Well, this led me to think on a line I heard not to long ago. What would you consider a country that could send government troops in at any hour of the day into your home, grab you, imprison you without trial and hold you indefinitely? Would that be a democracy? Well, I’d hope so. It’s what they can do to you in Great Britain through the Official Secrets Act. And Britain is the model for our democracy to a good extent.
I know some were thinking “Well, with Ashcroft/Gonzales/Bush (fill in your most hated current Executive employee here) it could happen here”. Actually, a bit of it happened when Clinton ordered Janet Reno to kidnap Elian Gonzales and send him back to communist Cuba, but we haven’t really seen it here since then. I digress, though.
Ideas like habeas corpus and several of the freedoms we take for granted in the Untied States are not subscribed to or even considered in other parts of the world and while we might get what are called and what even function as “democracies” in the Middle East and elsewhere, they won’t necessarily be American democracies. Our liberal government and even more liberal freedoms are the envy and in some cases a source of criticism of much of the world’s governments. To assume that cultures that don’t hold such liberal views on freedom will adopt them at all is possibly to assume too much. While we might instill representative government and perhaps a greater measure of freedom than most places have ever known, they are still not America. That should be kept in mind as we consider what “democracy” is.
Another consideration of our democracy in all this is how it may be “threatened”. Well, it’s always threatened. Demagogues and tyrants are ever present dangers in any society and the longer we exist the more we seem to want to regulate ourselves and wrap ourselves in the warm, clingy blanket of socialism. The Constitution is routinely attacked as outdated, sexist, racist, too vague, too specific, misinterpreted, flat-out ignored, or worst, treated as a “living, breathing document”. It’s the easiest way to build a new Great Society by deconstructing the old one. As it’s been said, the price of liberty is eternal vigilance.
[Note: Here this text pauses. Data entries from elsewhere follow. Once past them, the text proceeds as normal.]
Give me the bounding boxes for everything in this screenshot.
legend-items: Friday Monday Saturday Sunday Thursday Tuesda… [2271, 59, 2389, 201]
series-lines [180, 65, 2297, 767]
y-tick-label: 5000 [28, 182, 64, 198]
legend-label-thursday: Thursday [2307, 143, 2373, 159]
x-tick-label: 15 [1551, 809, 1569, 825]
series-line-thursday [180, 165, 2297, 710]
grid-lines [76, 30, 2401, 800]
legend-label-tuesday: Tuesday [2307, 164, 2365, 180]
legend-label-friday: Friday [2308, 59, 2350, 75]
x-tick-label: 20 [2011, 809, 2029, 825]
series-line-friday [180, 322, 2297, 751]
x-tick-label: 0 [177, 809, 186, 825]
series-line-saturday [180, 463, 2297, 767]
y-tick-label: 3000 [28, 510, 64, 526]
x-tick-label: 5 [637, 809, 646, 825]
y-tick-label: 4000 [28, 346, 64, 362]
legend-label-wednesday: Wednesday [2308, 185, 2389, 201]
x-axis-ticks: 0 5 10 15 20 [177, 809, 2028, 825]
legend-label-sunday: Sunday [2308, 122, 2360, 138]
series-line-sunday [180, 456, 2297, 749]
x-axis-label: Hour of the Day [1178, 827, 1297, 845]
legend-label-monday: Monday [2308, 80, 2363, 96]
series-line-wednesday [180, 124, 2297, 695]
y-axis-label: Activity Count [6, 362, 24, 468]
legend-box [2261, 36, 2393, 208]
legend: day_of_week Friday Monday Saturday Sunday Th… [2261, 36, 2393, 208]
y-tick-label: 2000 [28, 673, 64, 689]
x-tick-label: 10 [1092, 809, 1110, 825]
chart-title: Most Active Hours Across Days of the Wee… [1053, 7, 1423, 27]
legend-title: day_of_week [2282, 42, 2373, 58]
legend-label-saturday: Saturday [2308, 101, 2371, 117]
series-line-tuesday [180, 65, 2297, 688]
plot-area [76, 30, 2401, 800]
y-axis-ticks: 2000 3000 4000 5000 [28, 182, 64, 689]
Still, my concern is that those who consider it threatened in the alarmist fashion that’s so fancy among the hard-core left and right these days is that they think in the short-term. Our society and government are too resilient to be beaten in the short-term and no tyrant or demagogue could destroy us that easily. What they should be concerned with, and what many are seeing today, is the effect of long-term re-engineering of our society. What was unthinkable a generation ago becomes acceptable or even the norm and society decays and degenerates into some new, poorer form as a result. While people focus on the here and now, our national attention span shrinks faster than a 10-year old with a TV remote.
It’s important that those people refocus and think about the long-term. What kind of country are we leaving the next generation? What kind of country were we left and why? How do we stop those who so willingly make the mistakes that cause this damage? That is something we must all keep sight of or what makes a democracy will become somewhat of a moot point around these parts.